Interview: Gustavo Puente Orozco
What markets besides the US is San Luis Potosí looking at to maximise its trade potential?
GUSTAVO PUENTE OROZCO: For obvious structural and geographic reasons, the Mexican and US markets are intrinsically linked together. This is not necessarily a disadvantage, as the North American Free Trade Agreement still exists, and Mexico is still the largest trade partner of a number of states. Having said that, increased interaction with other key global markets in Europe and diversification towards Asia is essential to maintain the strong growth San Luis Potosí has experienced over recent years.
The EU ambassador to Mexico recently visited the state and underlined the importance of our relationship with the world’s largest trading bloc. Nearly 40% of Mexico’s foreign direct investment (FDI) comes from Europe, with this number reaching 51.6% in San Luis Potosí, whereas 41.7% of investment comes from the US. However, looking at growth areas since the turn of the new century, the results are clear: investment and trade from Asia, especially from China, Japan and South Korea, has grown significantly from almost nothing in 2000. Eight years ago there were three Japanese companies in the state, and now there are 55, and it is the same story all over the Bajío region.
In what ways can San Luis Potosí’s central location be leveraged to bolster its economy?
PUENTE: Looking at the national picture, San Luis Potosí stands out as one of the top-seven growth regions in the country and consistently posts economic GDP growth well above the national average. In 2016 the state registered 4.6% GDP growth and received $658.9m in foreign investment in the manufacturing sector in the last five months alone, creating 7980 new jobs. This figure can always be improved; in spite of clear challenges, the state is expecting to reach at least $1bn in FDI inflows in 2017. Looking at the breakdown of industries, San Luis Potosí’s key growth sector is the automotive industry, which represents around 25.7% of the state’s GDP. In Mexico there are 250 original equipment manufacturers, 30% of which are located within 300 km of each other. The proximity of the value chain is enticing to firms looking to move to the state. Taking advantage of its location, the state has become a logistics centre for a variety of industries. Rail operator Kansas City Southern’s presence demonstrates this and is a big draw to industry, especially due to the presence of the World Trade Centre Industrial Park, which acts as an entry point for refined energy products arriving from the US by train. In other areas the state remains strong, especially in mining. San Luis Potosí is one of the most important producers of gold, silver, copper and zinc. In terms of manufacturing, we are a large producer of food products and domestic appliances, but most importantly all of the above-mentioned industries have a strong focus on research and development. This builds on work done by other institutions in neighbouring states such as Querétaro, which follows the vocational dual system of education pioneered in Germany.
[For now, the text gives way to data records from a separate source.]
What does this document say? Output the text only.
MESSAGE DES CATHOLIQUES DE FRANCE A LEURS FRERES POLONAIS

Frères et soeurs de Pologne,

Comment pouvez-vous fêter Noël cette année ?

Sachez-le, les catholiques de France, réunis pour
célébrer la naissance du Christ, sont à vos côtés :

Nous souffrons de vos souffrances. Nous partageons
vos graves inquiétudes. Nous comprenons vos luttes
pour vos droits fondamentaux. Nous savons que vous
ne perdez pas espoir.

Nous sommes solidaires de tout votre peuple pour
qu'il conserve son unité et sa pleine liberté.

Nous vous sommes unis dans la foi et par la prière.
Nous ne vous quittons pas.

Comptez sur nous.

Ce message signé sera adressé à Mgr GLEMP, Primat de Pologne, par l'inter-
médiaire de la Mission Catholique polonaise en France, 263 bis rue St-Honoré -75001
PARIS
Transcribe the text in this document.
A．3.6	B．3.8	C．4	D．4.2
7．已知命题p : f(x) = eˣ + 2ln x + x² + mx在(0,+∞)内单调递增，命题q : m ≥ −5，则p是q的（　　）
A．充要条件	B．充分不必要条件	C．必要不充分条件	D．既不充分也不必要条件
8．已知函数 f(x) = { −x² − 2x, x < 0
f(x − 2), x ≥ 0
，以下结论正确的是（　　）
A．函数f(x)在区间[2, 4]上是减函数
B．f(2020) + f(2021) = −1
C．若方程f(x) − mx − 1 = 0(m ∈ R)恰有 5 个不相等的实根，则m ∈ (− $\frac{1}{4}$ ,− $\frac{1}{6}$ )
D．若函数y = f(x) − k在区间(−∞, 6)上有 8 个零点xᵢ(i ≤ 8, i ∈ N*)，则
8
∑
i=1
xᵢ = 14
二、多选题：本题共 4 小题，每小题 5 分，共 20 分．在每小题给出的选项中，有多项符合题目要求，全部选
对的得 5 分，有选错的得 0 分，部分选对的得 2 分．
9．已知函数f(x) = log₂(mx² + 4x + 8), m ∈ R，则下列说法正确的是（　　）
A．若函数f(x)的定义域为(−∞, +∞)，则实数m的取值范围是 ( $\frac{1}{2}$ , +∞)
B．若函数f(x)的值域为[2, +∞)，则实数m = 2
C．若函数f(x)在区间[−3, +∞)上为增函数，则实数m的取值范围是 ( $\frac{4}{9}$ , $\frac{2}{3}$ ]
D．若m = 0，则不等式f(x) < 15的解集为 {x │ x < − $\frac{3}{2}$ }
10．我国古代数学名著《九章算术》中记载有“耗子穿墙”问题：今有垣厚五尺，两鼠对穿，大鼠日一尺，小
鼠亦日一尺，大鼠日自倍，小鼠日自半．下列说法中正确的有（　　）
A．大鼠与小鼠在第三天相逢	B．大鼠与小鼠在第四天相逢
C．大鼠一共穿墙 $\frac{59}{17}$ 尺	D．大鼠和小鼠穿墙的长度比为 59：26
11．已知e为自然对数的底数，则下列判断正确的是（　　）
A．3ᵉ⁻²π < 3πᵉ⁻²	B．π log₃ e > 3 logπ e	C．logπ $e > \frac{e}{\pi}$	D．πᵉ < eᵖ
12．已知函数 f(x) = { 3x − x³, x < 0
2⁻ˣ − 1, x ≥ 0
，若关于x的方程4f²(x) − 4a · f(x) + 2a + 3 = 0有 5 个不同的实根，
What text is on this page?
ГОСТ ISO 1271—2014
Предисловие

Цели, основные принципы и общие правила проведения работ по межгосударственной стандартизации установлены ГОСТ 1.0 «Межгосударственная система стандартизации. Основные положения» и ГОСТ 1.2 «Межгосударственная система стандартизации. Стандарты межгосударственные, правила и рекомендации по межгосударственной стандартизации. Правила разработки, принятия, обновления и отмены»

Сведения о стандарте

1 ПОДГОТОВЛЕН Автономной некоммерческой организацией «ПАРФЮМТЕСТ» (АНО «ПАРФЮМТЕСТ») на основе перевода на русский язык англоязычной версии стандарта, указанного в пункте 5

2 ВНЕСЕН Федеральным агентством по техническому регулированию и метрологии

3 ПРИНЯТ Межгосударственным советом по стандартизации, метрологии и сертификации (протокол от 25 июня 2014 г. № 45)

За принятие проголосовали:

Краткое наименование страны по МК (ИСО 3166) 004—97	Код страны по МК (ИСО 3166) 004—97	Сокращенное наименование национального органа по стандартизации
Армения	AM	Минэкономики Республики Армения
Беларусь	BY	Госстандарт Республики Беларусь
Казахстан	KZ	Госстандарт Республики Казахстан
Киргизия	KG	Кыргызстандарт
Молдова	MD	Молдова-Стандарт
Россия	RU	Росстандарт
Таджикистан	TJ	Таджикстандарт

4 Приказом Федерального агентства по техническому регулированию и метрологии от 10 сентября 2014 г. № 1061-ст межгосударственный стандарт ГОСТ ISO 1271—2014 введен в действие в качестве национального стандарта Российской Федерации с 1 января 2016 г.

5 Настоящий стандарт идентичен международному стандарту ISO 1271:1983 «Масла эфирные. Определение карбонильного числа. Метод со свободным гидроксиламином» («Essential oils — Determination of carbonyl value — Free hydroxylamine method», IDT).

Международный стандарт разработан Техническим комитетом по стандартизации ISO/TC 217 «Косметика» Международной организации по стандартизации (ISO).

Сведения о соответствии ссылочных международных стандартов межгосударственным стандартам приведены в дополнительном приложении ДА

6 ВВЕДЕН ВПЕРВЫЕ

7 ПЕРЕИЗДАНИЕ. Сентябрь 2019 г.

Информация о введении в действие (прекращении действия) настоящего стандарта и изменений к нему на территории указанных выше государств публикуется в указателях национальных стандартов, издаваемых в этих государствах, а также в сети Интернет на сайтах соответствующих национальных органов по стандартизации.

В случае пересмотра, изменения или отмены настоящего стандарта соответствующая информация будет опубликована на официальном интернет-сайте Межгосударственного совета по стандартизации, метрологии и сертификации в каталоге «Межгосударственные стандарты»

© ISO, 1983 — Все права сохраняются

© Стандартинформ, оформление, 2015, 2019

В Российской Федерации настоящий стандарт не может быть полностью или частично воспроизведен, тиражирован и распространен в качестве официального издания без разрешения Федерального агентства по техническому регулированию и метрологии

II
How is infrastructure being prioritised to ensure it facilitates the state’s growth?
PUENTE: The state government is implementing various new projects to bolster the infrastructure of the state over the long term. A $4bn investment in the upgrade of the Querétaro-San Luis Potosí road using the new public-private partnership model approved by the federal government is just one example.
From an international angle, the expansion of the airport is crucial. In 2013 it had 261,699 arrivals and now has 504,313 annually, almost doubling over three years thanks to business and leisure travellers. In 2016 a new MXN400m ($24.1m) investment was initiated that will take 20 months and bring the capacity up to 1. 2m arrivals. Capacity is being added, and the development of new routes connecting Toluca with Santa Fé, Los Angeles and San Francisco is being studied; these routes will connect us to travellers coming from Asia.